Ou seja, realizou-se um teste ELISA em 36 soros dos quais 7 foram positivos, todos eles com posterioridade à semana 16.
Seroprevalência
Ou seja, que o momento de infecção podia-se situar em redor das 14 semanas, coincidindo com o caso anteriormente descrito.
Tratamento II
Decide-se aplicar um macrólido (tilosina) à razão de 100 ppm em ração medicada em dois vezes. A primeira vez às 14 semanas de vida via ração e de duas semanas de duração (nas duas primeiras semanas de estadia na exploração de engorda) e uma segunda vez de igual aplicação e dose três semanas mais tarde.
Resultados II
Média histórica | Lote problema | Resto de expl. engorda* | |
Dias de estadia | 126 | 116 | 123 |
Mortalidade | 3,22 | 1,8 | 2,65 |
% de porcos de baixo peso | 2,16 | 0,73 | 1,47 |
IC | 2,55 | 2,59 | 2,56 |
GMD | 679 | 699 | 683 |
Medicamentos (€/porco) | 1,64 | 1,65 | 1,76 |
* O número de dados não é o suficientemente grande como para poder estabelecer diferenças estatisticamente significativas entre os grupos “média histórica” e “Resto de expl. engorda” com o que os resultados, ainda que esperançosos, podem não ser conclusivos.
Conclusões
A enteropatia proliferativa (EP) ou ileite é uma doença cujos sintomas e lesões se conhecem já desde 1930, mas não o é até 1974 quando Rowland & Lawson descobrem a presença de uma bactéria no interior de células com uma proliferação anormal. E não foi até 1993 quando demonstrou a acção da Lawsonia intracellularis como o agente etiológico da doença. Hoje em dia sabe-se que estão afectadas até 96 % das explorações e 30% dos porcos a nível mundial, nas idades compreendidas entre o desmame e o acabamento.
Como pudemos ver no caso exposto, a EP tem distintas formas de apresentação, inclusive na mesma exploração de engorda, e é frequente que coincidam a forma subclínica e leve da doença com uma apresentação mais aguda e grave, tendo ambas formas uma repercussão directa sobre os principais índices zootécnicos da exploração de engorda claramente relacionados com rentabilidade económica como o IC e o GMD, ainda que outros como a mortalidade possam não ser muito afectados.
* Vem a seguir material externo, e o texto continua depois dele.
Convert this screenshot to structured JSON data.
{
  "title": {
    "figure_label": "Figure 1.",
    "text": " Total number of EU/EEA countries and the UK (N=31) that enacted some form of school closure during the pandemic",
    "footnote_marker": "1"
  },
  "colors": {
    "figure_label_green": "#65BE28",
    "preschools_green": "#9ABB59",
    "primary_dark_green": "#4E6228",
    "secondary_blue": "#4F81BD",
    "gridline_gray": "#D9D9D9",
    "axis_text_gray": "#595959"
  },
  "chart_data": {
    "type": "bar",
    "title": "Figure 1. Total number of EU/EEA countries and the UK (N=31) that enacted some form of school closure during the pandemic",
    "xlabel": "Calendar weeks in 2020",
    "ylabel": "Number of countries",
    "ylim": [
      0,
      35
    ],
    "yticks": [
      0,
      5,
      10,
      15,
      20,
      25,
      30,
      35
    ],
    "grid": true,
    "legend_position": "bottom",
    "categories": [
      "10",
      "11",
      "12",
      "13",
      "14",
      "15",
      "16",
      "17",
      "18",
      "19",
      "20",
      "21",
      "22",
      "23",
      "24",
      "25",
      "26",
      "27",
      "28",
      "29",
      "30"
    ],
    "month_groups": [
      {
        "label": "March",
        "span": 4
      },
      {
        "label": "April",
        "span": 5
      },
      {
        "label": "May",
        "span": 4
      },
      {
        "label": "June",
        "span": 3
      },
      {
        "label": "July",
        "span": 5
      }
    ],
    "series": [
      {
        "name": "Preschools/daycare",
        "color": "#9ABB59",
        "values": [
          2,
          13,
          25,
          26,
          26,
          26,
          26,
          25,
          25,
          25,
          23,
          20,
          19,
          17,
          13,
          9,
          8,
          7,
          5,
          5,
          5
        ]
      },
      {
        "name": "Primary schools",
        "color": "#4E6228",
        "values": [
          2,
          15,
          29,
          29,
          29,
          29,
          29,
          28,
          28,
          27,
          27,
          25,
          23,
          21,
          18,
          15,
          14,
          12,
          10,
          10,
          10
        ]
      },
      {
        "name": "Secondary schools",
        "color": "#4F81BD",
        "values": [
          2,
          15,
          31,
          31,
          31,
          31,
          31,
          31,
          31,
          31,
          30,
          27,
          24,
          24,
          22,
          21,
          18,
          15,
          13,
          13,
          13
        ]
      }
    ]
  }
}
No caso, expõe-se uma das múltiplas possibilidades de controlo e tratamento da doença.
Elegendo-se dois macrólidos como a tilvalosina e a tilosina como antibióticos de eleição.
Outros tratamentos com lincomicina e tiamulina foram igualmente eficazes em diversos estudos publicados.
O importante no uso de antibióticos para o controlo e tratamento da doença é determinar o momento óptimo de aplicação utilizando as ferramentas diagnósticas descritas no caso para determinar o momento de infecção e doença. Uma boa ferramenta neste sentido é a serologia, podendo recolher amostras de duas em duas semanas desde a semana 8 de vida à 22. Em sistemas de produção como o apresentado no caso podemos realizar o referido controlo com um seroperfil transversal.
Tratamentos excessivamente precoces ou prolongados impedirão o desenvolvimento de uma boa imunidade activa nos porcos. Pelo contrário se o tratamento se faz tarde, um grande número de porcos terão desenvolvido a doença e o grau de lesão a nível intestinal será maior.
O uso de vacinas atenuadas de administração oral está também muito disseminada e da mesma maneira resulta eficaz para o controlo da doença, como se descreveu em numerosos artigos publicados. A sua administração em leitões confere a suficiente imunidade como para suportar o desafio posterior no campo por parte da Lawsonia intracellularis.